EARMGA and Apriori Algorithm's Performance Evaluation for Association Rule Mining
Author(s) -
Shivani Singh,
Dharani Kumar Talapula
Publication year - 2019
Publication title -
international journal of engineering and advanced technology
Language(s) - English
Resource type - Journals
ISSN - 2249-8958
DOI - 10.35940/ijeat.a2144.109119
Subject(s) - association rule learning , apriori algorithm , data mining , computer science , a priori and a posteriori , gsp algorithm , genetic algorithm , association (psychology) , algorithm , machine learning , philosophy , epistemology
Association rule mining techniques are important part of data mining to derive relationship between attributes of large databases. Association related rule mining have evolved huge interest among researchers as many challenging problems can be solved using them. Numerous algorithms have been discovered for deriving association rules effectively.
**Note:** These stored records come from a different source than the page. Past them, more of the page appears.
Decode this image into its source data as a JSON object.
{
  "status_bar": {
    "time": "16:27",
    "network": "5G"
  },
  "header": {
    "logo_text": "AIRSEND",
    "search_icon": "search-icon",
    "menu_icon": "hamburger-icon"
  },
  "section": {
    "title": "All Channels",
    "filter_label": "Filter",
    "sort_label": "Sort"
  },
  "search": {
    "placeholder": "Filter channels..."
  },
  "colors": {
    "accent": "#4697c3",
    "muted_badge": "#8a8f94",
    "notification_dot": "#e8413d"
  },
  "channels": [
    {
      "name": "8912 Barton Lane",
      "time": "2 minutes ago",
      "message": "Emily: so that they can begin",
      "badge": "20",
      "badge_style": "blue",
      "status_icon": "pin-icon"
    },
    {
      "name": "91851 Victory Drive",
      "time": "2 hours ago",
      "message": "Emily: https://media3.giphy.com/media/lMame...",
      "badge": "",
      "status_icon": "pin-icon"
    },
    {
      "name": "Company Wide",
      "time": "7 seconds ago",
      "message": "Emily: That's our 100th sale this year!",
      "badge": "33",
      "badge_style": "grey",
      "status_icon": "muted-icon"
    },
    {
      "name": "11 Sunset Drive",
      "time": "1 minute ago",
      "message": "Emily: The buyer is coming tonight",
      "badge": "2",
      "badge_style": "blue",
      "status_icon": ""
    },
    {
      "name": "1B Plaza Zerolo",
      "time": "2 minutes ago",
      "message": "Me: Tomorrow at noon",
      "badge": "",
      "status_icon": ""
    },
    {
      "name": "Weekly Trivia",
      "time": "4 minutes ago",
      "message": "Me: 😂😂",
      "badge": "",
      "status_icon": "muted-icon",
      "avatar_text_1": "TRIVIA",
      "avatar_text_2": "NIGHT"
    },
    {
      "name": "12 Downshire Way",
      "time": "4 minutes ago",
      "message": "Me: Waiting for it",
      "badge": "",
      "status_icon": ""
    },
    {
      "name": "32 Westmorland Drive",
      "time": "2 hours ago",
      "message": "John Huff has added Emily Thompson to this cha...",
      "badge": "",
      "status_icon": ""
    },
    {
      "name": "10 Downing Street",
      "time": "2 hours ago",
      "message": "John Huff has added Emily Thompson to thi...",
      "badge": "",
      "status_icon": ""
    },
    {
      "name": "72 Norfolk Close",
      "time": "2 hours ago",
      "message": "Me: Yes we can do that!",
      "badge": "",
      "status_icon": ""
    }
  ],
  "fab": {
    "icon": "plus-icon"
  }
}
It has been evaluated that not all algorithms can give similar results in all scenarios, so decoding these merits becomes important. In this paper two association rule mining algorithms were analyzed, one is popular Apriori algorithm and the other is EARMGA (Evolutionary Association Rules Mining with Genetic Algorithm). Comparison of these two algorithms were experimentally performed based on different datasets and different parameters like Number of rules generated, Average support, Average Confidence, Covered records were detailed.